Here is a list of the events in MONAI:
| Event name | Description | 
|---|---|
| STARTED | triggered when engine’s run is started | 
| EPOCH_STARTED | triggered when the epoch is started | 
| GET_BATCH_STARTED | triggered before next batch is fetched | 
| GET_BATCH_COMPLETED | triggered after the batch is fetched | 
| ITERATION_STARTED | triggered when an iteration is started | 
| FORWARD_COMPLETED | triggered when network(image, label) completed (MONAI) | 
| LOSS_COMPLETED | triggered when loss(pred, label) completed (MONAI) | 
| BACKWARD_COMPLETED | triggered when loss.backward() completed (MONAI) | 
| ITERATION_COMPLETED | triggered when the iteration is ended | 
| DATALOADER_STOP_ITERATION | triggered when dataloader has no more data to provide | 
| EXCEPTION_RAISED | triggered when an exception is encountered | 
| TERMINATE_SINGLE_EPOCH | triggered when the run is about to end the current epoch | 
| TERMINATE | triggered when the run is about to end completely | 
| EPOCH_COMPLETED | triggered when the epoch is ended | 
| COMPLETED | triggered when engine’s run is completed | 
MONAI workflows use engine as context data to communicate with handlers, handlers accept engine as an argument.

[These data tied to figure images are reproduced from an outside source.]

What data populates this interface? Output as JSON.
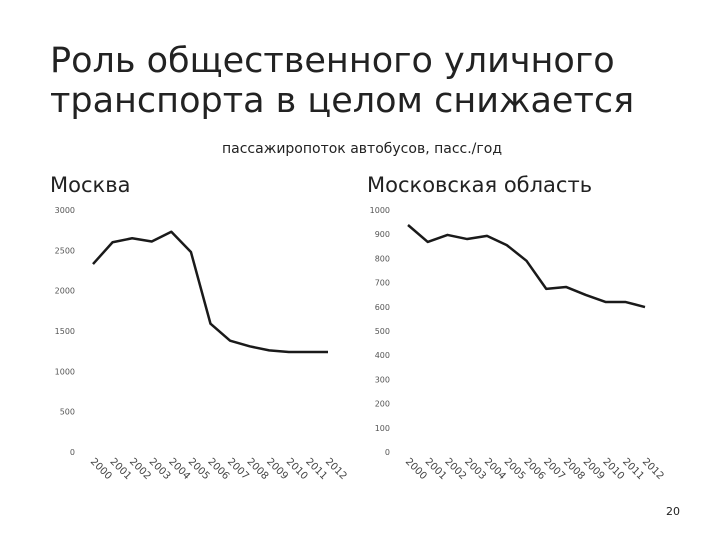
{
  "title_lines": [
    "Роль общественного уличного",
    "транспорта в целом снижается"
  ],
  "subtitle": "пассажиропоток автобусов, пасс./год",
  "page_number": "20",
  "chart_data": [
    {
      "type": "line",
      "title": "Москва",
      "categories": [
        "2000",
        "2001",
        "2002",
        "2003",
        "2004",
        "2005",
        "2006",
        "2007",
        "2008",
        "2009",
        "2010",
        "2011",
        "2012"
      ],
      "values": [
        2330,
        2600,
        2650,
        2610,
        2730,
        2480,
        1590,
        1380,
        1310,
        1260,
        1240,
        1240,
        1240
      ],
      "color": "#1a1a1a",
      "ylim": [
        0,
        3000
      ],
      "yticks": [
        0,
        500,
        1000,
        1500,
        2000,
        2500,
        3000
      ]
    },
    {
      "type": "line",
      "title": "Московская область",
      "categories": [
        "2000",
        "2001",
        "2002",
        "2003",
        "2004",
        "2005",
        "2006",
        "2007",
        "2008",
        "2009",
        "2010",
        "2011",
        "2012"
      ],
      "values": [
        938,
        868,
        897,
        880,
        893,
        855,
        790,
        674,
        682,
        649,
        620,
        620,
        599
      ],
      "color": "#1a1a1a",
      "ylim": [
        0,
        1000
      ],
      "yticks": [
        0,
        100,
        200,
        300,
        400,
        500,
        600,
        700,
        800,
        900,
        1000
      ]
    }
  ]
}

Here is all the available data in engine:
            
            properties:
    network,  # the model in use
    optimizer,  #  (only in trainer) the optimizer for training progress
    loss_function,  # (only in trainer) loss function for training progress
    amp,  # flag that whether we are in AMP mode
    should_terminate,  # flag that whether we should terminate the program
    should_terminate_single_epoch,  # flag that whether we should terminate current epoch
    state:
        rank,  # rank index of current process
        iteration,  # current iteration index, count from the first epoch
        epoch,  # current epoch index
        max_epochs,  # target epochs to complete current round
        epoch_length,  # count of iterations in every epoch
        output,  # output dict of current iteration, for trainer: ({"image": x, "label": x, "pred": x, "loss": x})
                # for evaluator: ({"image": x, "label": x, "pred": x})
        batch,  # input dict for current iteration
        metrics,  # dict of metrics values, if we run metrics on training data to check overfitting,
                # trainer will also have metrics results
        metric_details,  # dict of the temp data of metrics if set `save_details=True`,
                        # for example, MeanDice metric can save the mean dice of every channel in every image
        dataloader,  # DataLoader object to provide data
        device,  # device to run the program, cuda or cpu, etc.
        key_metric_name,  # name of the key metric
        best_metric,  # best metric value of the key metric
        best_metric_epoch,  # epoch index that we got the best metric
public functions:
    terminate(),  # send terminate signal to the engine, will terminate completely after current iteration
    terminate_epoch(),  # send terminate signal to the engine, will terminate current epoch after current iteration
    
Users can also add more data into engine.state at runtime.
Any of the already implemented and included PyTorch Ignite metrics may be used as well as custom metrics implemented in the same way.